Иногда в святилище благочестия вожусь я преимущественно своими чувствами. Тогда впадаю в иные грехи. Часто бываю благочестив только тогда, когда слух и взоры мои оглашаются предметами благочестия; при удалении же сих предметов бываю чужд духа веры и набожности. По изнеженности своих чувств часто прихотливо требую от служения Богу, чтобы все в нем было приятно и усладительно моим взорам, слуху и иным чувствам: не продолжительно для стояния, не утомительно для ног, легко для подвига, короче – без жертвы с моей стороны. От привычки чувств постоянно видеть и слышать свое, я часто бываю готов не по разуму ревновать в пользу своего образа благочестия, грубо и несправедливо порочить и унижать иной вид Богопочтения, к коему не привыкли мои чувства. Под влиянием своих чувств я часто не умею отличить в благочестии существеннейшего и важнейшего от маловажного, животворящего духа от письменн или буквы; одесятствую мятву, копр и киминг и оставляю вящшая закона, суд и милость и веру (Мф. 23:23).

Но чаще и унизительнее мое благочестие зависит от страстей, коих греховное влияние простирается на все мои силы души и тела. При такой зависимости мое благочестие нередко обращается в недостойное орудие превозношения и искания славы не от Бога, а от человек (1Сол. 2:6), в орудие неправедных прибытков (1Петр. 5:2–3), зависти, соперничества, козней, споров, разделении, порицании, преследовании.
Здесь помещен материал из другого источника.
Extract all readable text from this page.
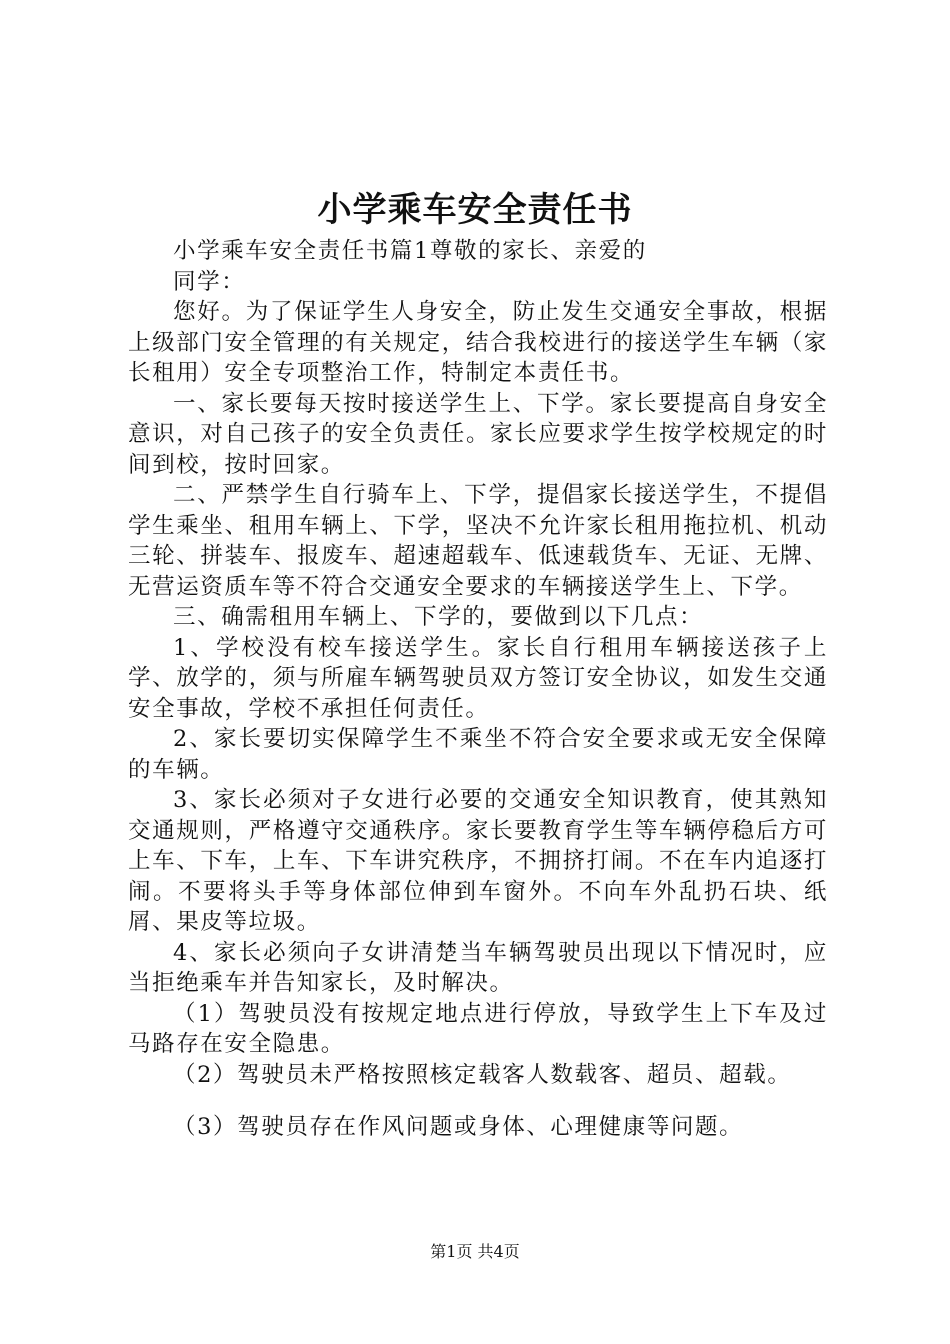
小学乘车安全责任书

小学乘车安全责任书篇1尊敬的家长、亲爱的

同学：

您好。为了保证学生人身安全，防止发生交通安全事故，根据上级部门安全管理的有关规定，结合我校进行的接送学生车辆（家长租用）安全专项整治工作，特制定本责任书。

一、家长要每天按时接送学生上、下学。家长要提高自身安全意识，对自己孩子的安全负责任。家长应要求学生按学校规定的时间到校，按时回家。

二、严禁学生自行骑车上、下学，提倡家长接送学生，不提倡学生乘坐、租用车辆上、下学，坚决不允许家长租用拖拉机、机动三轮、拼装车、报废车、超速超载车、低速载货车、无证、无牌、无营运资质车等不符合交通安全要求的车辆接送学生上、下学。

三、确需租用车辆上、下学的，要做到以下几点：

1、学校没有校车接送学生。家长自行租用车辆接送孩子上学、放学的，须与所雇车辆驾驶员双方签订安全协议，如发生交通安全事故，学校不承担任何责任。

2、家长要切实保障学生不乘坐不符合安全要求或无安全保障的车辆。

3、家长必须对子女进行必要的交通安全知识教育，使其熟知交通规则，严格遵守交通秩序。家长要教育学生等车辆停稳后方可上车、下车，上车、下车讲究秩序，不拥挤打闹。不在车内追逐打闹。不要将头手等身体部位伸到车窗外。不向车外乱扔石块、纸屑、果皮等垃圾。

4、家长必须向子女讲清楚当车辆驾驶员出现以下情况时，应当拒绝乘车并告知家长，及时解决。

（1）驾驶员没有按规定地点进行停放，导致学生上下车及过马路存在安全隐患。

（2）驾驶员未严格按照核定载客人数载客、超员、超载。

（3）驾驶员存在作风问题或身体、心理健康等问题。

第1页 共4页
Иногда свое благочестие порабощаю владычеству вкуса или духа времени и мирских приличий. В этом порабощении мое благочестие является иногда делом особенного и излишнего человекоугодия, нетвердым в хранении святых уставов и предании веры и Церкви; склонным к новизнам, хотя бы они исполнены были отступлении от православных обычаев и предании, освященных Апостольскою древностью. От этого мое благочестие является всяким ветром учения (Еф. 4:14). Преданный духу времени, я смешиваю благочестие с суетностью, считаю для себя преимуществом и достоинством вести себя среди мира, из угождения к его вкусу, вольнее, по новому, вопреки духу благочестия истинного; не отметаюсь проводить время для мнимого занятия других среди скверных тщегласий (2Тим. 2:16).

Так божественная и спасительная вера под неправильным влиянием моего сердца, разума, памяти, воображения, чувств, страстей и вкуса часто низводится из своей высокой и светлой области и обращается в недостойное орудие моих немощей и порочных наклонностей!
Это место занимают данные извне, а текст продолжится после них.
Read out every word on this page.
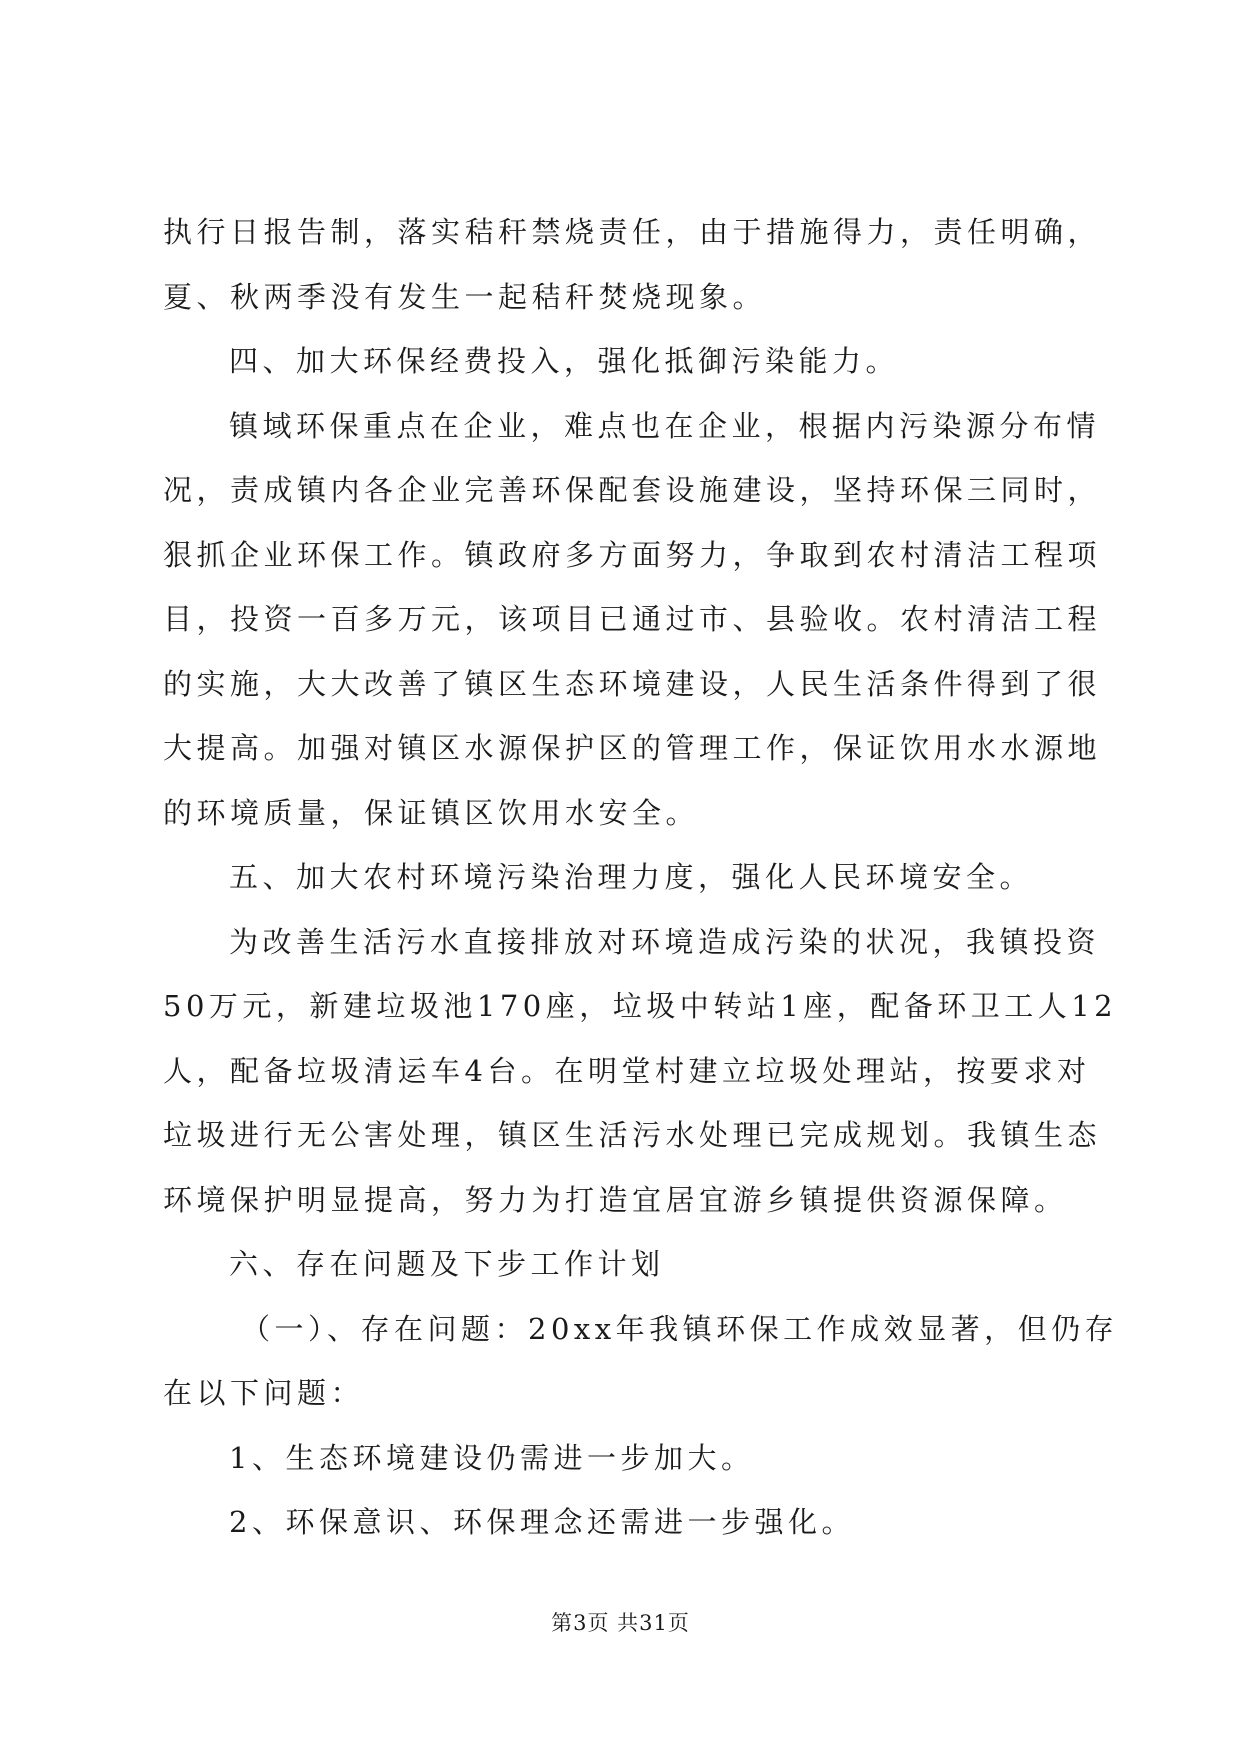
执行日报告制，落实秸秆禁烧责任，由于措施得力，责任明确，
夏、秋两季没有发生一起秸秆焚烧现象。
四、加大环保经费投入，强化抵御污染能力。
镇域环保重点在企业，难点也在企业，根据内污染源分布情
况，责成镇内各企业完善环保配套设施建设，坚持环保三同时，
狠抓企业环保工作。镇政府多方面努力，争取到农村清洁工程项
目，投资一百多万元，该项目已通过市、县验收。农村清洁工程
的实施，大大改善了镇区生态环境建设，人民生活条件得到了很
大提高。加强对镇区水源保护区的管理工作，保证饮用水水源地
的环境质量，保证镇区饮用水安全。
五、加大农村环境污染治理力度，强化人民环境安全。
为改善生活污水直接排放对环境造成污染的状况，我镇投资
50万元，新建垃圾池170座，垃圾中转站1座，配备环卫工人12
人，配备垃圾清运车4台。在明堂村建立垃圾处理站，按要求对
垃圾进行无公害处理，镇区生活污水处理已完成规划。我镇生态
环境保护明显提高，努力为打造宜居宜游乡镇提供资源保障。
六、存在问题及下步工作计划
（一）、存在问题：20xx年我镇环保工作成效显著，但仍存
在以下问题：
1、生态环境建设仍需进一步加大。
2、环保意识、环保理念还需进一步强化。
第3页 共31页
Но что же мне при руководстве Слова Божия и Церкви сознавать для достойного служения Богу? Без сомнения, прежде всего нищету духовную или совершенную свою зависимость от Бога, яко как Творца, Промыслителя и Спасителя, свою виновность пред Ним и безусловную Ему покорность. Разсматривая себя, я ничего своего не нахожу в себе: не в моей воле было родиться в этом звании, в этой стране, с этим телом и цветом, с этими силами души и тела; не от меня зависело быть членом Православной Церкви, иметь этот рост, способы к воспитанию и образованию, сохранить себя среди искушений и соблазнов, или по крайней мере непасть глубоко: весь я от Бога и при Его помощи живу, движусь и действую. Не яко довольни есмы, от себе помыслити что, яко от себе, говорит Апостол Павел, но довольство наше от Бога (2Кор. 3:5). Я одарен от Него способностями, но они без Его помощи недостаточны. Я способен видеть, но не вижу без света стороннего; способен слышать, но не слышу без сторонних звуков; способен сознать и ощутить истину и добро, но не сознаю и блуждаю без указании сторонних, особенно без божественного Откровения. Во мне мой – один грех, усвоенный произволом, и следовательно мое во мне одно – употребление и направление моим произволом, в чем я даю отчет людям и Богу. Посему то, что я должен назвать своим, усугубляет только мою от Него зависимость моею пред Ним виновностью. Чувствуя свою зависимость от Бога и виновность пред Ним, я необходимо должен покоряться и предаться Ему. Но во мне слабы начала благочестия. Вместо чувства зависимости от Бога, виновности пред Ним и покорности Ему во мне гнездится слепое и чрезмерное самолюбие, по которому я часто хочу и стремлюсь все приписывать себе, зависеть и все поставить в зависимости от себя; безпечно взираю на свои грехи, не алчу и не жажду оправдания пред Богом, как будто бы я был прав пред Ним, или как будто бы грехи мои были необходимою принадлежностью моего существа; не стараюсь уразумевать волю Божию и покоряться ей, как прилично и необходимо мне – созданию Божию, созданию виновному и немощному, без помощи Божией неспособному к добру.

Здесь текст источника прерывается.